Polycystic Ovarian Syndrome has been around for years, and recognized in medical books, but it was not remotely understood until the past couple of decades. In that time, great strides have been made to learn about and treat this endocrine disorder that affects roughly 10 percent of women — that’s more than any other endocrine disorder. And because Polycystic Ovarian Syndrome (PCOS) can wreak havoc on so many aspects of womens’ health, a very important part of her female functionality is often overlooked: how it affects her sex life. Studies show that it certainly does, in a big way.
To understand PCOS, one must understand a little about insulin resistance and androgen (male hormone) production. When the body requires the pancreas to make more insulin in order to utilize blood sugar than it should have to, a condition known as insulin resistance, other byproducts of this endocrine phenomenon occur, and they aren’t pretty.
Women may start to exhibit signs and symptoms typical of male hormones — they may grow hair on their face, chin, neck, and chest. They may start to lose scalp hair, to the point where one can actually see scalp through their thinning hair. They may develop mild-to-severe acne as a result of the male hormones, and weight gain occurs in about 80 percent of those diagnosed with PCOS. Unfortunately, the more weight that is gained, the more insulin resistance increases, creating a vicious cycle. Those with PCOS find it very difficult to lose weight, even on low calorie diets. They are also more likely to become diabetic, be hypertensive, and have high cholesterol.
It’s not rocket science to figure out that this syndrome takes an incredible toll on womens’ bodies and minds. The issue that sends most women to the doctor looking for answers is the inability to get pregnant. In women under 35, a couple is generally not considered to need outside help with conception unless they have been trying for more than a year. But because PCOS and the androgen increase prevents ovulation, most women with PCOS will not get pregnant without medical treatment and pharmacological therapy. This also means that since they aren’t ovulating, they aren’t having a period, which makes it impossible to try to figure out when they may be fertile.

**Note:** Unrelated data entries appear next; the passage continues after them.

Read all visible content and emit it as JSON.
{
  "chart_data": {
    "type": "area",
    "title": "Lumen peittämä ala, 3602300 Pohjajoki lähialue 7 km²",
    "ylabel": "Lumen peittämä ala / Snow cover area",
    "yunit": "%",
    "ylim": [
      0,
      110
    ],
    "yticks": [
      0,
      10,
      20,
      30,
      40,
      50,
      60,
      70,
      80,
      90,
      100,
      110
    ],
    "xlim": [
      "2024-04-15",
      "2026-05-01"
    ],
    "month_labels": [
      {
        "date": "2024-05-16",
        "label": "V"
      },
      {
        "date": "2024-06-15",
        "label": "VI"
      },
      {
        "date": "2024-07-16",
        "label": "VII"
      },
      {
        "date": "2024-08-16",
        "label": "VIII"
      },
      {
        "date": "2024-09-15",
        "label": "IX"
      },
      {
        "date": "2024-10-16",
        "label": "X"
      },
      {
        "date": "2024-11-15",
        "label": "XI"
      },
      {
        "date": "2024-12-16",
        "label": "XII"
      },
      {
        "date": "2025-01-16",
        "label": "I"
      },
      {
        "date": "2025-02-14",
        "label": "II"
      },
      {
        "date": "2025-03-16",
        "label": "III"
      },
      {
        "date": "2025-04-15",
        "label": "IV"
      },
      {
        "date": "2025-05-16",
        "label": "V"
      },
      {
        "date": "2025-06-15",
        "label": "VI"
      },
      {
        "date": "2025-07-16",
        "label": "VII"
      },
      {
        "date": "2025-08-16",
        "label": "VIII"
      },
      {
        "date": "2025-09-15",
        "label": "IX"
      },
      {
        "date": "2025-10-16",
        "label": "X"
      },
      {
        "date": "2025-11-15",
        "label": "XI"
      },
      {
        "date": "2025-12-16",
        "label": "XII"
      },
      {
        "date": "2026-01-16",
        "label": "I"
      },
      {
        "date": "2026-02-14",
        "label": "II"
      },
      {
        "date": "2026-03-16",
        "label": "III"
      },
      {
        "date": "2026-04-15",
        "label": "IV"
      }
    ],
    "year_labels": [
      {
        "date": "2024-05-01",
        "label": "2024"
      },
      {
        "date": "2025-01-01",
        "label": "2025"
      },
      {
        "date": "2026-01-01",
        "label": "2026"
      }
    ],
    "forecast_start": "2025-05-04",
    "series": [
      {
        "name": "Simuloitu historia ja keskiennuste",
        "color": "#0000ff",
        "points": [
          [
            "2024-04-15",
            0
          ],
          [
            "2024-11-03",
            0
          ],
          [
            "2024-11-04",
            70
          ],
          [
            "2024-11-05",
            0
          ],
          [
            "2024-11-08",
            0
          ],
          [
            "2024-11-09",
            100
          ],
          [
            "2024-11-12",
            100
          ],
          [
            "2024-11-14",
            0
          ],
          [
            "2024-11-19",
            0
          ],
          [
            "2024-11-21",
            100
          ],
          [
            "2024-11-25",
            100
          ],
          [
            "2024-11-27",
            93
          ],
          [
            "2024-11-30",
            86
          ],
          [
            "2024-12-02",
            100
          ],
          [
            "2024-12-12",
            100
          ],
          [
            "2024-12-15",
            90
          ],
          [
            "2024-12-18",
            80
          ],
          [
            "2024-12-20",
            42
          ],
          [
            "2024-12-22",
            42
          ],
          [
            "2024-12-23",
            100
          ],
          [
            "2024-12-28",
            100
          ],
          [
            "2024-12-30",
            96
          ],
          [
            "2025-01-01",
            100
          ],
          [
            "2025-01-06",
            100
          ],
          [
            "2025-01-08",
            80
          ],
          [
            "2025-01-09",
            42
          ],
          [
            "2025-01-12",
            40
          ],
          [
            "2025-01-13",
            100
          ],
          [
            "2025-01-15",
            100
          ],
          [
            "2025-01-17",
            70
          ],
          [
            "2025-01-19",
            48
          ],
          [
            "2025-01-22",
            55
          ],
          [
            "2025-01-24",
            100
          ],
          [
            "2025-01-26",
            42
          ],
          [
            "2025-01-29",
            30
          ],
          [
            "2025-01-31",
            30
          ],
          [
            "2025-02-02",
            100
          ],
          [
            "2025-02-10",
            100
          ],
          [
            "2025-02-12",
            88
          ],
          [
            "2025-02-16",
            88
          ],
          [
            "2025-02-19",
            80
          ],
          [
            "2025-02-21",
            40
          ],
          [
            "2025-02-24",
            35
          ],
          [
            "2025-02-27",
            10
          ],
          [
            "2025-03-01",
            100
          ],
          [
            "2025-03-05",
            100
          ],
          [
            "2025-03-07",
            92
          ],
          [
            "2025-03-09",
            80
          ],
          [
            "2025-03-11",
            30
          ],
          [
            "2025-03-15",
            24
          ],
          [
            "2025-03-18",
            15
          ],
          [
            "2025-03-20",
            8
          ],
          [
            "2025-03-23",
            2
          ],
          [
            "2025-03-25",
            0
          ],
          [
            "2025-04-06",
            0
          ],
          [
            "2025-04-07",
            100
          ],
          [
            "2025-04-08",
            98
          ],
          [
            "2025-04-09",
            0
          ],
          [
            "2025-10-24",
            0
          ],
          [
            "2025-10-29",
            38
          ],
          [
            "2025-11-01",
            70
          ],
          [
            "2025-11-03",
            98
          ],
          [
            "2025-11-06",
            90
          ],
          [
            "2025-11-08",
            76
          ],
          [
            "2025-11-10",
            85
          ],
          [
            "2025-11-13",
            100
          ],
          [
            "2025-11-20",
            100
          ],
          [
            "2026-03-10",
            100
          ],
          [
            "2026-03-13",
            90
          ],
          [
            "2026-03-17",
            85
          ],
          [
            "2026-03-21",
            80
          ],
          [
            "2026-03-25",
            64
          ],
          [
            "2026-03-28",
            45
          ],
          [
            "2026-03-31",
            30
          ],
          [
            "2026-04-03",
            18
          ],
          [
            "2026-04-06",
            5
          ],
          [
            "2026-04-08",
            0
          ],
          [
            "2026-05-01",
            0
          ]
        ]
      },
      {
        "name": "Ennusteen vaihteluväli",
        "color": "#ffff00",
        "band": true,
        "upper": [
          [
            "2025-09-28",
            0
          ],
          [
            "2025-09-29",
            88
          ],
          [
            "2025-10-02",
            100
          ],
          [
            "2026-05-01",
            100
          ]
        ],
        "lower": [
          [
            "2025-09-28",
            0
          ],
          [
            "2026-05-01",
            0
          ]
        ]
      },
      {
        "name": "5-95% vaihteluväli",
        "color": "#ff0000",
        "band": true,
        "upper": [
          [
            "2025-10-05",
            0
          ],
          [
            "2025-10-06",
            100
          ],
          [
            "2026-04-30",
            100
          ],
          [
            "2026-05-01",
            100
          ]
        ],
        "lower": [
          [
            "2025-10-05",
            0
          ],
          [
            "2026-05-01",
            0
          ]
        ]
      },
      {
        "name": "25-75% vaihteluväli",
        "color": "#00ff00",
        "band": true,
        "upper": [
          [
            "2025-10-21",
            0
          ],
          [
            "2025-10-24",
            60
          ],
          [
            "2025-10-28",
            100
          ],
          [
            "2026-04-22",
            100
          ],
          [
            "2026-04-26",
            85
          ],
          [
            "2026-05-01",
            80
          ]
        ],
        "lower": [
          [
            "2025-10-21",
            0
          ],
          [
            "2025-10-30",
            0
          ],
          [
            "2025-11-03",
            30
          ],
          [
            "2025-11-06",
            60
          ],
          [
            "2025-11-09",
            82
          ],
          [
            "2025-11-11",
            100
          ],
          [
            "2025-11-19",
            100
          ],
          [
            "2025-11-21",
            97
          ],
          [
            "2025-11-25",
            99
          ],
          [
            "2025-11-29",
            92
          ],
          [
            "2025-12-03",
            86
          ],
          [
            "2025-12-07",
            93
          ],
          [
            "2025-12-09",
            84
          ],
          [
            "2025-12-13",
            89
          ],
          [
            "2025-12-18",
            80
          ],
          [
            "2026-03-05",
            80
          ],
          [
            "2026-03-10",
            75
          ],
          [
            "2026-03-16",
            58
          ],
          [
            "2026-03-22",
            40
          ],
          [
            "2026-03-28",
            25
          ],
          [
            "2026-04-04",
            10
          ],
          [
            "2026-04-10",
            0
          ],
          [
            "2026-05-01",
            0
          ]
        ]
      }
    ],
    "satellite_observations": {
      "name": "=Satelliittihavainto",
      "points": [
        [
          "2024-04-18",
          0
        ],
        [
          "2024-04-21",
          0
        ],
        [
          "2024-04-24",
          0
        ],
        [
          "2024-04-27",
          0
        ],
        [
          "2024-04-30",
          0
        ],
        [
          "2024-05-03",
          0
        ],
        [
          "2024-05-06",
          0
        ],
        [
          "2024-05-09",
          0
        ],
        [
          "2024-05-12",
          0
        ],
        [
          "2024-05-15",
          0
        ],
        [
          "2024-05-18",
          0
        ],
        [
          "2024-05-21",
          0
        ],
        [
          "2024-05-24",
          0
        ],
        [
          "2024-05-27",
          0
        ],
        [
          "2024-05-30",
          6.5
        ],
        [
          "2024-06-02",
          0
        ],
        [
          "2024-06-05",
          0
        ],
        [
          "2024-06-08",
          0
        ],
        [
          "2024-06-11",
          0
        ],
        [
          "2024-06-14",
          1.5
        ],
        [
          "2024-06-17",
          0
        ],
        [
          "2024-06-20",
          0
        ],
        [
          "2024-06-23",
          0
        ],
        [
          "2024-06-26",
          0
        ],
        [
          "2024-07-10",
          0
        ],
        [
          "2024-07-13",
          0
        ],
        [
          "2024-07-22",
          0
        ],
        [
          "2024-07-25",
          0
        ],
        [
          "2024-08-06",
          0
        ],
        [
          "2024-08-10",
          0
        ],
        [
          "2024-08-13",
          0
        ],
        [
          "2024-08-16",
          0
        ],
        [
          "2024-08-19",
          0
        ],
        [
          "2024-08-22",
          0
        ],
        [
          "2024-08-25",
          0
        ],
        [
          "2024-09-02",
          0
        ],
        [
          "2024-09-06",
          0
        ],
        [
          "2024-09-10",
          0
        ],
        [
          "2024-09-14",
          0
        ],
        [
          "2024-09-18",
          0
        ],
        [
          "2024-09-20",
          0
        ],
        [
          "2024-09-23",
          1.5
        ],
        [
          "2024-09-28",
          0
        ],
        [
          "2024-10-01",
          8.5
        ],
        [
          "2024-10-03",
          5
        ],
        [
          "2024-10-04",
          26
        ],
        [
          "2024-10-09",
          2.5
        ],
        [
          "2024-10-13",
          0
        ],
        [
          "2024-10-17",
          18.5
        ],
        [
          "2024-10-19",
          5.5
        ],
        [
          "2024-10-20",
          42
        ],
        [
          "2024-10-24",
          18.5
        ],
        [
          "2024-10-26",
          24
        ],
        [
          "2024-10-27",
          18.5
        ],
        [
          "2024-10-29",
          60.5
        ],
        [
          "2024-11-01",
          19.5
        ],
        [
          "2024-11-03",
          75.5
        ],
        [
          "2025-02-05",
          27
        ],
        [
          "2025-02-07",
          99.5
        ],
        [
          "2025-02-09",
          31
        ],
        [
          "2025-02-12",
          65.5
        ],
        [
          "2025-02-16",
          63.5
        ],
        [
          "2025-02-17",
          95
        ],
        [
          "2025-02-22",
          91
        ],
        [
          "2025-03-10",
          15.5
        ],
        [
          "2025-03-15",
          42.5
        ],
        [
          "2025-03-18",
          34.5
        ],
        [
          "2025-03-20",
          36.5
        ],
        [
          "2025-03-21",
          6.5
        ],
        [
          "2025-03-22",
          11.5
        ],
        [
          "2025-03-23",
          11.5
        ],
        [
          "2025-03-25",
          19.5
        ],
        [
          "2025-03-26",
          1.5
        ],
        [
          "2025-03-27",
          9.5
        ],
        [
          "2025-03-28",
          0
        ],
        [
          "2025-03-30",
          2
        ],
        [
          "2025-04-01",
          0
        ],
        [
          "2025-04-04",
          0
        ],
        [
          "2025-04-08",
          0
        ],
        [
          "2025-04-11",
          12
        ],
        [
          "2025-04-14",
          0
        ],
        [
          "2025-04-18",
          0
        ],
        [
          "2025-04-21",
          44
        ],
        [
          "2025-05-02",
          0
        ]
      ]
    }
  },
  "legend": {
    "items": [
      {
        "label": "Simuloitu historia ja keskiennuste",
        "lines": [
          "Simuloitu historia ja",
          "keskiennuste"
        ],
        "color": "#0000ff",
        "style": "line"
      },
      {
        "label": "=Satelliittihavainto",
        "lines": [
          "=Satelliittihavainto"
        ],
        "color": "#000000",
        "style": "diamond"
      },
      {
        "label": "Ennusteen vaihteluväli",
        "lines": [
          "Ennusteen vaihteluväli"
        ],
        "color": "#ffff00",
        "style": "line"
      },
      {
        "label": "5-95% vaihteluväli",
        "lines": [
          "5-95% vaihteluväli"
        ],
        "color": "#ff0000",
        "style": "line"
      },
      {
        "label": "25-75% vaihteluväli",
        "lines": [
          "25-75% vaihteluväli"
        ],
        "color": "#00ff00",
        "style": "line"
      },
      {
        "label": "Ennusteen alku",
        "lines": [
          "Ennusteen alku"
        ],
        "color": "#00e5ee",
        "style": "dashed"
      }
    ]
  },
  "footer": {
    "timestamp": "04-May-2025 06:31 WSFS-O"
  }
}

Thus, many women try unsuccessfully for years to become pregnant, not knowing it is impossible because they are not ovulating.
While there are medications and other therapies, such as ovarian drilling, to stimulate ovulation and increase a woman’s odds of pregnancy, one very overlooked quality-of-life-indicator for the woman with PCOS is her sex life. She may be so focused on trying to get pregnant that she views sex as more of a timing issue than a moment of intimacy with her partner — a job instead of joy. That can take an incredible toll on the woman’s psyche.
Women with PCOS are more likely to be depressed and anxious, studies show, and that’s little surprise when you consider infertility combined with weight gain, hypertension, and the cosmetic aspects of PCOS — namely abnormal hair growth and loss of scalp hair — may leave the woman feeling anything but sexy, no matter how accepting her partner is. For this reason, women with PCOS have a statistically harder time having an orgasm, which may be partly due to hormonal factors and partly due to self esteem problems, according to Refinery 29.
Even now in the medical community, it remains a common trend that most women with PCOS are not treated unless they desire pregnancy. This is a problem because sexuality is a key part of happiness and well-being. Even if pregnancy is not desired, there is treatment available to help a woman feel sexy and more likely to achieve orgasm, and she is able to have a satisfying sex life, which in turn will lead to overall contentment and healthy self-esteem.